Sometimes, it will shock you how satisfying the simplest things can be. I'll tell you something. Once, when I was in secondary school, in form four, I used to sit out on the field in the evenings to watch the sun set. Me and two friends of mine. One was called Jiles (short for Ighile) and the other one we nicknamed Bolo. And when it was night, we would watch the stars and tell stories, and wonder why it was so important to know the nineteenth element on the Periodic Table. What?
That was the time in my life I used to turn back to look at the mechanics working at the entrance to Ojuore GRA. Every time we drove by, I would turn to look at this particular mechanic with his ragged oil stained clothes, and I would envy him. Because he looked so – honest to God – happy. Now (that I'm grown up), of course, I agree with my mum. She said, 'You'll thank me later. But, no, you cannot drop out of school to become a mechanic.' Because life is not that simple, and nothing is exactly as it looks.
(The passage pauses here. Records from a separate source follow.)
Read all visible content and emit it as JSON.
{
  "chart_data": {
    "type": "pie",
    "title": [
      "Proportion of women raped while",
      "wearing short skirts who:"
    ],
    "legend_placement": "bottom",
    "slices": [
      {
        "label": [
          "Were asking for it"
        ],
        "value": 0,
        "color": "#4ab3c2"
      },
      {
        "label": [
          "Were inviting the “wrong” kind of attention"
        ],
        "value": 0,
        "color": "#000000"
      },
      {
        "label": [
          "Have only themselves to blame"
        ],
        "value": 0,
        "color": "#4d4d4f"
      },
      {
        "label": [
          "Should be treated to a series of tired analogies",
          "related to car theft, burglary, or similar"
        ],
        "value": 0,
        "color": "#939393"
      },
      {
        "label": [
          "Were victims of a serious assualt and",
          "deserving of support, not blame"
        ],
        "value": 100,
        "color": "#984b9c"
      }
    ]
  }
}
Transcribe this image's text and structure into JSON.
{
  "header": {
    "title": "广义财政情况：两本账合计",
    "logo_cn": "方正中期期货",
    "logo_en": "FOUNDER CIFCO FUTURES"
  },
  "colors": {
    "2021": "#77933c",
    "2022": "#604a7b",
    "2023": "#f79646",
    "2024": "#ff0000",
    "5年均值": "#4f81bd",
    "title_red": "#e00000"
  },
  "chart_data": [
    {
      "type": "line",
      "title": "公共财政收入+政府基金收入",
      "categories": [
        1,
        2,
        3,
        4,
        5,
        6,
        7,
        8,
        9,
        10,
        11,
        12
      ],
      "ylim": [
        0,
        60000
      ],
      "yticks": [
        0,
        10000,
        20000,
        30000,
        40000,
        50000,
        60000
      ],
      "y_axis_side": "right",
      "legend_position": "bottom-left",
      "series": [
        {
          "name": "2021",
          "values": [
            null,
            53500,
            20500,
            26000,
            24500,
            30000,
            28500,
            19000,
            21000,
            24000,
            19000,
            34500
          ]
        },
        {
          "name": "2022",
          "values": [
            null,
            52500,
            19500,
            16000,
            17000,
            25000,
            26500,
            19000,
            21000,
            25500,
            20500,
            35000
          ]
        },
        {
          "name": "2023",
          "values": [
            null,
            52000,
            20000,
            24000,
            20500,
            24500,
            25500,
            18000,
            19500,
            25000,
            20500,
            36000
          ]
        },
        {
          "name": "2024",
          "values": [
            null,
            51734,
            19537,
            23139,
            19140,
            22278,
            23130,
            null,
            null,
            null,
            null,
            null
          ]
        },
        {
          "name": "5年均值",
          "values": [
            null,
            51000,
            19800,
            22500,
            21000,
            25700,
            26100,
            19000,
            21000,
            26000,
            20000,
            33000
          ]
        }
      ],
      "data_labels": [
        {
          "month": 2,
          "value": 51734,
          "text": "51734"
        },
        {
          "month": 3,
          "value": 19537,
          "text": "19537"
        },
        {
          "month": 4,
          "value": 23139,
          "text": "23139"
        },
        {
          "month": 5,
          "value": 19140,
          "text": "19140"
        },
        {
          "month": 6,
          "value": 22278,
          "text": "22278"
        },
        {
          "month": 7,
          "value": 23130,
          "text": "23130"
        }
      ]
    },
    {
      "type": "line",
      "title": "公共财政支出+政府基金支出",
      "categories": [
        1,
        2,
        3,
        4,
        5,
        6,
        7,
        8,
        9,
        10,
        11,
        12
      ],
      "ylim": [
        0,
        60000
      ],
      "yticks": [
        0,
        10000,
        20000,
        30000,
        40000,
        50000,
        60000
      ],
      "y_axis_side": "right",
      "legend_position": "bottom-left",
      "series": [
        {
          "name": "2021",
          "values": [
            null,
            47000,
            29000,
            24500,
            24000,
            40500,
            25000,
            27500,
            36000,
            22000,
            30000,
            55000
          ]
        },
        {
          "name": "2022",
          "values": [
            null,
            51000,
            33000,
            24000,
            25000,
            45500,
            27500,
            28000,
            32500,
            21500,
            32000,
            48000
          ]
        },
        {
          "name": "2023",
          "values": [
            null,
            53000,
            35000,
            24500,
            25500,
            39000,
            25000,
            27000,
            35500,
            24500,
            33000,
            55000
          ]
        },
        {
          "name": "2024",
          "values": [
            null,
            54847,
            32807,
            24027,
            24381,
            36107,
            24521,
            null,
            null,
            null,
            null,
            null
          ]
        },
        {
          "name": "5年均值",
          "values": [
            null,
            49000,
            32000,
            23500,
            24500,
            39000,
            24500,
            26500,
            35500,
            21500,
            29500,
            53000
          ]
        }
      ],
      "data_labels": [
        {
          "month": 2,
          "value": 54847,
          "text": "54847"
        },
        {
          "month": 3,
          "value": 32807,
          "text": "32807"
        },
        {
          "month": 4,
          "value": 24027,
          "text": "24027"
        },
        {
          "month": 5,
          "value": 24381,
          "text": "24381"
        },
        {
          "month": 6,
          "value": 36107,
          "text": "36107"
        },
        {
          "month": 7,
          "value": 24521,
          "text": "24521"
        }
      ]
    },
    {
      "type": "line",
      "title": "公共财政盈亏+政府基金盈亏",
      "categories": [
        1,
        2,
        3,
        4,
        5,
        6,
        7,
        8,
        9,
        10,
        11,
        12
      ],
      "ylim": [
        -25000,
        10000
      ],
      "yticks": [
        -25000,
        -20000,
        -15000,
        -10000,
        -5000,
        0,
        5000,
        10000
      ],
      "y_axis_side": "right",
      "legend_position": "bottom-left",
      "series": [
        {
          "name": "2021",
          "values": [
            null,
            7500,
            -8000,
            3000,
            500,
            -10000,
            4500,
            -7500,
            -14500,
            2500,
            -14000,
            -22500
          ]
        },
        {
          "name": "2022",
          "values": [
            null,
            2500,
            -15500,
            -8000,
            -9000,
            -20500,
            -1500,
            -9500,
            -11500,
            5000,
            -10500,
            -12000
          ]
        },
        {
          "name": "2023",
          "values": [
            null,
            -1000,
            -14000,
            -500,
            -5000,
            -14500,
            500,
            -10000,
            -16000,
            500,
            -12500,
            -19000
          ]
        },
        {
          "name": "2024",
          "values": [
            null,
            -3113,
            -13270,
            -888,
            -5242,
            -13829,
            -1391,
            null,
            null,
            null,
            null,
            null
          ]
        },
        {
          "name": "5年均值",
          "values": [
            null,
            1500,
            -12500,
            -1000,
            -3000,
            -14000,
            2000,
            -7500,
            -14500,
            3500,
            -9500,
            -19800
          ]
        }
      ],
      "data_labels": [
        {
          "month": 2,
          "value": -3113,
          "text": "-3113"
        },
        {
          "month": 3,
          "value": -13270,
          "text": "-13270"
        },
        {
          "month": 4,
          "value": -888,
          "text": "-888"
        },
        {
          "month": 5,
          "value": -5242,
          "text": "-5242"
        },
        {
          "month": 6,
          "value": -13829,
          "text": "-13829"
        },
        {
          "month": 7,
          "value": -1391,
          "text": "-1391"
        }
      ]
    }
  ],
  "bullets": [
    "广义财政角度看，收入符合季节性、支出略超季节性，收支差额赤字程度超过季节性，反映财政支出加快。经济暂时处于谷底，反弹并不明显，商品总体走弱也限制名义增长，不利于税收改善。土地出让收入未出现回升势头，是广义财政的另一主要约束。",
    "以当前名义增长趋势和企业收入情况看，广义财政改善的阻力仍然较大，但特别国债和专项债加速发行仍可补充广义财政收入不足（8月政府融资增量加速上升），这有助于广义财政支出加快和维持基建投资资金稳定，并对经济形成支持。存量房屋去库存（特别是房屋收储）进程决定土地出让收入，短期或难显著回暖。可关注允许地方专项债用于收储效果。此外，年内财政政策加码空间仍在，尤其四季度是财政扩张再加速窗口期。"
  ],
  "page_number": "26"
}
You know, I think it was a search for meaning. Because rap didn't make much sense to me either, and it didn't matter much that liking it was synonymous with being cool. You see, I wasn't cool. No, no, it's okay. You don't have to protest. I really wasn't cool. I didn't know labels or brands, makes of cars, or the release dates for the latest versions of Street Fighter.
So, on my first day at Uni, when every department seemed to require a passport picture, I walked out the school gates to a roadside photographer. The camera sat on a long tripod, and was covered with a black cloth, underneath which he disappeared to snap me. I tell you, in this life, I have never been uglier than in those sets of pictures. But I didn't care. I still used one of them on my i.d. And, one day, when that i.d fell out of my pocket accidentally, the guys standing around for a lecture had a good snigger. Honestly? I thought it was a bit rude, seeing as I hardly knew them and they hardly knew me. But there was this one guy who didn't laugh, just picked it up and gave it back to me. His name was Ja'afaru.
We're still best friends, and sat many evenings, legs dangling down the rough brick wall that fenced off the hostels, just talking. He was the one that asked me, 'Why don't you like rap?' And I said, 'I don't understand what they're saying.' So, he said, 'Either let me fly, or give me death. Let my soul rest, or take my breath. If I don't fly, I'll die anyway. I better move on 'cos I'll be gone any day.' Then he added, 'That's DMX.' I still sing it to myself, you see.
And so, the other day, when it was raining like someone had opened a trapdoor in heaven, I said to my people, 'Hold on, let me bring the car closer'. I did, backing the 406 right up to the corridor where they were all standing, with bags of shopping, before popping the boot open. But the really fun part was when we started going in one by one, squealing through the rain and into the car. First the two year old, then the four year old, then me, then her. You know how it is, don't you? When it's dark and rainy outside, but you have everyone you love in the car with you, plus each one's favorite chocolate? So, we just sat there, engine running, watching the water streaking down the windows.
Honestly? To me, that's what a fairytale is. Because, in this life, there are too many things we do just so other people think we're happy or successful or intelligent or good-looking or whatever, like take science courses instead of arts, or a glass of beer when you know you should be drinking water. But being myself has brought me good things. You know what? I'm glad I didn't become a mechanic. That wasn't really the point.